Eric Allman (B.S.’77 EECS, M.S.’80 CS) was pursuing his master’s degree and working on Berkeley’s INGRES project, one of the world’s first and most influential relational database management systems. On their Cory Hall computer, INGRES staff like Allman had access to the powerful Arpanet network, a rare luxury coveted by the computer scientists in Evans Hall.

“There were sometimes fights,” Allman says. “A lot of faculty and graduate students wanted accounts on our machine, but that was impossible.” He was the only one in his group who knew anything about e-mail.

“At one point I figured, OK, I can write some software that glues this one software to this other software, forwards mail from Arpanet to their primary machine so they don’t have to switch to this machine, and then forwards it back out again. It was a quick hack, but it worked.”

From that simple problem-solving exercise evolved one of the first implementations of SMTP (Simple Mail Transfer Protocol), the Internet protocol used to deliver mail. Allman perfected his quick hack, working on his own time and distributing the program to Berkeley’s Computer Systems Research Group (CSRG), which had a contract with the Department of Defense for developing an operating system that would facilitate collaboration among researchers.

The product, better known as sendmail, celebrated its 25th anniversary last fall. Sendmail became an important element of the Berkeley Software Distribution—the open-source operating system developed by the CSRG in the early 1970s—and now delivers more than 70 percent of the world’s e-mail. But if he had known then what he knows now about spam, Allman says, he might never have tackled e-mail.
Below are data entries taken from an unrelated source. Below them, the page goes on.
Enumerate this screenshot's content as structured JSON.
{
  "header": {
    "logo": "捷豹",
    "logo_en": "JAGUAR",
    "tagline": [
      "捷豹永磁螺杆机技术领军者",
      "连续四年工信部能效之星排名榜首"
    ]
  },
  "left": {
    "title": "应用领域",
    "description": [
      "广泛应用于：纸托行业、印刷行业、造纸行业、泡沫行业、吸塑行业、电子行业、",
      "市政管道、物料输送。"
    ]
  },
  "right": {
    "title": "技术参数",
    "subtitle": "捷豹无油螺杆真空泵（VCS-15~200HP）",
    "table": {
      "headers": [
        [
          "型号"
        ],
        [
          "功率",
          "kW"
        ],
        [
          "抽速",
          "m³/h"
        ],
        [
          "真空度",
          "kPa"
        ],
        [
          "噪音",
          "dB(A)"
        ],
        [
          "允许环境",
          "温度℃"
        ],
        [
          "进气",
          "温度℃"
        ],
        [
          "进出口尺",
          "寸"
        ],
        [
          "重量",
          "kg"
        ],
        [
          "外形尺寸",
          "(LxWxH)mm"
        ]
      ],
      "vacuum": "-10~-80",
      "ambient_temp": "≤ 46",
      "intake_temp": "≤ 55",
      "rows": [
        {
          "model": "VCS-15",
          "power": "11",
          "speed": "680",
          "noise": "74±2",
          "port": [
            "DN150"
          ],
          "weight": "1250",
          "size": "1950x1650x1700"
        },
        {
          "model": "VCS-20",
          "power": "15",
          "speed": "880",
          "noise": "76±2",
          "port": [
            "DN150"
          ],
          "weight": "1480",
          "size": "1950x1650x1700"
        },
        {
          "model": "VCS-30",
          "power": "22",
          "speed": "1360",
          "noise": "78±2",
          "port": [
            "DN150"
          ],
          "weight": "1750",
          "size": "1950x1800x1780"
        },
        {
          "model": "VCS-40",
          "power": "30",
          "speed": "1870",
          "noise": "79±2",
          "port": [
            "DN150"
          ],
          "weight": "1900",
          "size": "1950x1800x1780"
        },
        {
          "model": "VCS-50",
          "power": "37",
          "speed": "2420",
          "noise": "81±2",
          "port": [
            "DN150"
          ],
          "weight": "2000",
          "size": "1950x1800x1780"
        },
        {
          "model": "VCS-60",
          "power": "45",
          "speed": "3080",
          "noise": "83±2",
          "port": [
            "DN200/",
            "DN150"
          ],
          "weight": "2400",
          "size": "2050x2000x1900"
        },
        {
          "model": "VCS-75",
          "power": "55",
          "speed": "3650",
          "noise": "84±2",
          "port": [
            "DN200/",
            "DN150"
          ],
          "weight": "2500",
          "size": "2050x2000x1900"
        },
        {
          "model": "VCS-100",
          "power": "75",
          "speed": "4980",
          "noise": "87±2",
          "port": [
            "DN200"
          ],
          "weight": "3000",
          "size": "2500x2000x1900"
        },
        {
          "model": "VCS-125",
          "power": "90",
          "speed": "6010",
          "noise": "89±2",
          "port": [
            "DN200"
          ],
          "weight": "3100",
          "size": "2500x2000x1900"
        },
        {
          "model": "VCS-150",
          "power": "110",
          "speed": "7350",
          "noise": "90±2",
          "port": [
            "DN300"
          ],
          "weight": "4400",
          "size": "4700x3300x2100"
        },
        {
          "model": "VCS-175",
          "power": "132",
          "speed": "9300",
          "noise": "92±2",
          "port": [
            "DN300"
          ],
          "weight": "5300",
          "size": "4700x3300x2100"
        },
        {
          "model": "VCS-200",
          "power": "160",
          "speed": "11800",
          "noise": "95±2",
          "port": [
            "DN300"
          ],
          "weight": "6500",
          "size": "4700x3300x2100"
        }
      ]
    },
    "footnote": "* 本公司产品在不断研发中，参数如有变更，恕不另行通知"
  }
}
“It bugs me that people are using this system without realizing that they could destroy it,” he explains. “I’d like to think better of the human race.” The spam filters that are indispensable today could not have been built into early versions, Allman says, because the emphasis back then was on sharing, not security.

Now chief science officer of Sendmail, Inc., Allman focuses on developing authentication and encryption tools like DKIM (DomainKeys Identified Mail) and milter (mail filter) to better protect our electronic mail from interlopers. Sendmail’s primary commercial product, Mailstream Manager, provides security and a host of other mail management functions to a majority of Fortune 1000 companies in 33 countries. Allman founded the Emeryville company in 1998, after e-mail became wildly popular and too “mission critical” for him to handle alone; until then, he had been distributing and supporting the software for free.

What Allman likes best about e-mail, he says, is its archival value, but he thinks both ordinary people and experts overuse it. When a decision needs to be made, for example, and e-mails go back and forth for days, he explains, “I want to say, ‘Guys, get up and walk into that person’s office and deal with it!’”

Allman, an El Cerrito native, was 14 years old when he first got his hands on a computer, an IBM 1401, and one of the first things he did was to recode the operating system. A self-described “social outcast” who was gay but still in the closet, Allman says computers allowed him to escape from the world.

“When I came to Berkeley in 1973, it was a truly exceptional time,” he remembers. “I learned from Ken Thompson [B.S.’65, M.S.’66 EECS], one of the original authors of UNIX, who took a sabbatical from Bell Labs.” He also rubbed shoulders with some of the most famous names in the business, including fellow alums Bill Joy (M.S.’79 EECS) and Eric Schmidt (M.S.’79, Ph.D.’82 EECS) and retired Berkeley professor Robert Fabry. While Allman’s name may not be as famous as these, he prefers it that way.

“It requires a different ego to write this kind of software,” he says. “A lot of people want to code video games; they want you to know it’s their software. But with a mail transfer agent, you want it to be invisible. The only time people even know it exists is when it’s broken. And you never want it to be broken.”